And much the same thought was in Old Mole’s mind. Looking back he was astonished that he could for so long have tolerated the unintelligent society in which he had been cast. Timmis had decided, if erratic, opinions, and he loved nothing better than gloomily to grope after philosophical conceptions. Being very young and unsuccessful, he was pessimistic and clutched eagerly at everything which encouraged him in his belief in a world blindly responding to some mysterious law of destruction. Old Mole was inclined toward optimistic Deism and materialism, and they struck sparks out of each other, Timmis moving in a whirl of nebulous ideas, and his interlocutor moving so slowly that, by contrast, he seemed almost rigid.

“Take myself,” Timmis would say. “Can there be any sense in a world which condemns me to play the Demon King in an idiotic pantomime, or indeed in a world which demands, indulges, encourages, delights in such driveling nonsense as that same pantomime?”
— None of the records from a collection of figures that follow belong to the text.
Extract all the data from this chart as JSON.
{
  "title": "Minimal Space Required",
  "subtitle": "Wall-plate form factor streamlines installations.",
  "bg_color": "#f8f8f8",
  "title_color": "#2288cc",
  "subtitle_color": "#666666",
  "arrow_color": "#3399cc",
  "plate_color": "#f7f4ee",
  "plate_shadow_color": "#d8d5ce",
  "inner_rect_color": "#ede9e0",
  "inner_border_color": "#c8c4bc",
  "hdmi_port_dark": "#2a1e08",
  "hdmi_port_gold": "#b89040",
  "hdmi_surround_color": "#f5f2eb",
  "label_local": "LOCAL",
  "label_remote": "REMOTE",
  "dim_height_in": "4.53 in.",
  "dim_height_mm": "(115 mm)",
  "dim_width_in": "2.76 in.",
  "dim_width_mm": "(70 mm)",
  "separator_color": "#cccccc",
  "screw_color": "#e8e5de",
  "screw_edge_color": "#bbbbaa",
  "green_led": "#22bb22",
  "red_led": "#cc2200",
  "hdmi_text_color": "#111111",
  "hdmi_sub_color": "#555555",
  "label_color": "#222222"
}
“There is room for everything in the world, which is very large,” replied Old Mole.

“Then why are men starved, physically, morally and spiritually?”

“The universe,” came the reply, between two long puffs of a cigar, “was not made for man, but man was made for the universe.”

(This was an impromptu, but Old Mole often recurred to it, and indeed declared that his philosophy dated from that day and that utterance.)

“But why was the universe made?”

“Certainly not from human motives and not in terms of human understanding. To hear you talk one would think the whole creation was in a state of decomposition.”

“So it is. That is its motive force, an irresistible rotting away into nothing. I don’t believe anything but decomposition could produce that pantomime.”